DetectiveBeckett · 07/06/2016 18:55

mind surely if she needed to use the locked toilet because she was disabled she would have got a radar key Confused

Baconyum · 07/06/2016 19:25

Crevasse if she had a medical condition that warranted it she'd have had her own radar key. I've used normal cubicles with a buggy in tow as I'm sure millions of others have WITHOUT abusing the availability of disabled toilets FOR THE DISABLED!

I used the end cubicle, door open but nobody could see anything buggy parked in doorway. Seen loads of women do this. Not ideal and agree there should be a large 'normal' cubicle for such purposes where possible. I also see no reason why baby changing tables shouldn't be in the main sink area as they are in many places and NOT in the disabled toilet.

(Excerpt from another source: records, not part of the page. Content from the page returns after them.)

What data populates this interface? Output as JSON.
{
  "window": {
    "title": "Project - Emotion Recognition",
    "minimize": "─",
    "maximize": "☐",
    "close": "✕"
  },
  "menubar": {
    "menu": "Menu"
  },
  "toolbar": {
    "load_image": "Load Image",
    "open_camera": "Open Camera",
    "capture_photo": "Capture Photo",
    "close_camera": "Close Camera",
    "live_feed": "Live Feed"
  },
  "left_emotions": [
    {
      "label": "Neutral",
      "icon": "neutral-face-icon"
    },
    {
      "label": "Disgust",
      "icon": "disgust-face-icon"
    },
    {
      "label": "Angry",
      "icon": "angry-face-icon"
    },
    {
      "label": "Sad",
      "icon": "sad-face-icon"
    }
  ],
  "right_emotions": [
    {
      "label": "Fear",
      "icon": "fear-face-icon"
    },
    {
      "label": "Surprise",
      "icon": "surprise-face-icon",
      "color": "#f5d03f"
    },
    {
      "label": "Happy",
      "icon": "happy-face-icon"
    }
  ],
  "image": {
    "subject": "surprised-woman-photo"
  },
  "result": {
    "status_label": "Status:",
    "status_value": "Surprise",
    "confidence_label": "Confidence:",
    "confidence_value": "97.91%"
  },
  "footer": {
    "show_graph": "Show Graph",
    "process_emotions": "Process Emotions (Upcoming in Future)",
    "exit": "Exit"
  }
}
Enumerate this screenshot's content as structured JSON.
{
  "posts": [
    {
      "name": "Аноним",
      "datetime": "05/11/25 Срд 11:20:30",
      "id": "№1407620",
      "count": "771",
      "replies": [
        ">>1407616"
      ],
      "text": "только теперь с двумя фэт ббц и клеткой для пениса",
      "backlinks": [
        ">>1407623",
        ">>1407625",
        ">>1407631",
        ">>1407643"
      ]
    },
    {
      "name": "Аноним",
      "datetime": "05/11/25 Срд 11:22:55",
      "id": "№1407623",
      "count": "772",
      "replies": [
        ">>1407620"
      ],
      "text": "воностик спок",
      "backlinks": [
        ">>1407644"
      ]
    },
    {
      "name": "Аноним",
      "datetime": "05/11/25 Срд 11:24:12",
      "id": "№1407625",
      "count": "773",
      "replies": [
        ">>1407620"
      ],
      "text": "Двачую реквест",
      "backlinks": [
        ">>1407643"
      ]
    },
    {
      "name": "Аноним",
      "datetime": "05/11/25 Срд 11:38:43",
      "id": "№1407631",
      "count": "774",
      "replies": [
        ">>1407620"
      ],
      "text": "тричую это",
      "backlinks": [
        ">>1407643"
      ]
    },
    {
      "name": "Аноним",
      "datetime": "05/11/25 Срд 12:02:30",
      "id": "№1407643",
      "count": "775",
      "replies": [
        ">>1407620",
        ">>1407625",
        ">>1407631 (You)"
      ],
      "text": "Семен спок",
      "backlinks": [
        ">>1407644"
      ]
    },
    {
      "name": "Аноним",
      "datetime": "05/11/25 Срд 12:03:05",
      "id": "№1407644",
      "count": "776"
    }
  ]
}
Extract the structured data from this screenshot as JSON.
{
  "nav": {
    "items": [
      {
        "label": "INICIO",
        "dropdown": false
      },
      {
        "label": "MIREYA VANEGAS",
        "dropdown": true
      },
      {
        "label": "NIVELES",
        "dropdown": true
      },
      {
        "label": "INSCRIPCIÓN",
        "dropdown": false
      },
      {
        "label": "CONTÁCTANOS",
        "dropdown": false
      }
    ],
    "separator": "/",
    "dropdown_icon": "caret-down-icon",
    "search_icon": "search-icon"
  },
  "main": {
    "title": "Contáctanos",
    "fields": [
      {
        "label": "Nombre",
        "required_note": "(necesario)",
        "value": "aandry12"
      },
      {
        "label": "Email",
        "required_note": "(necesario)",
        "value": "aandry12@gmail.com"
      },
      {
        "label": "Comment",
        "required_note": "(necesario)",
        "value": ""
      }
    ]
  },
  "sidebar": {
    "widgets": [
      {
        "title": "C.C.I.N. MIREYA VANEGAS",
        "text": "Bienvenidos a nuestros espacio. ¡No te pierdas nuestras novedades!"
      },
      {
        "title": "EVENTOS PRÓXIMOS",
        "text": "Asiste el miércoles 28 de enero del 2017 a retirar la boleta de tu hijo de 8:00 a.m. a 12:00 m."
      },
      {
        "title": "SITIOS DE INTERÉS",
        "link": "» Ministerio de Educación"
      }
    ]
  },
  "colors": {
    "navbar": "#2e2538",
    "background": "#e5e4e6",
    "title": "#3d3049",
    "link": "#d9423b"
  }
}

Not least because this puts considerate parents in a bloody awkward position

Sgoinneal · 07/06/2016 19:31

This reply has been deleted

Message withdrawn at poster's request.

my2bundles · 07/06/2016 20:13

Showing, sorry but that is not a problem. He has two changing tables available to him, all he has to do us ask. Many of us are campaigning at the moment because we have to change our older children, teenagers and adult children with disabilities on toilet floors because the majority of places don't provide adult changing tables or hoists in the disabled toilets. We have one in our whole town. It makes days out practically impossible for some family's. That puts your problem into perspective hopefully.

Headofthehive55 · 07/06/2016 20:18

The provision of facilities should really depend on balance of various competing needs.
If 1/1000 people need a disabled loo, you wouldn't put six disabled loos in a building and one for able bodied.

Having one cubicle as a shared space seems reasonable, baby changing and disabled, as long as the proportions between disabled and able bodied cubicles are correct and everyone goes into the appropriate one.

Having a larger cubicle for mums is a good idea, but it would be at the expense usually of the total number of toilets and one would have to be provided in the gents too.

Having to pass urine with the cubicle door open is unacceptable.

andrew stopping parents bringing unfolded prams onto buses may encourage other able bodied to use the buses - possibly, but I think the opposite is true, as bus companies know their market and ours advertise buggy friendly buses. We are struggling to keep a bus service here - once people stop using public transport it's very difficult to entice them back. I guess they need every fare, especially off peak.

No way would I get myself into a situation where I had to fold a pushchair on the bus - car all the way for me!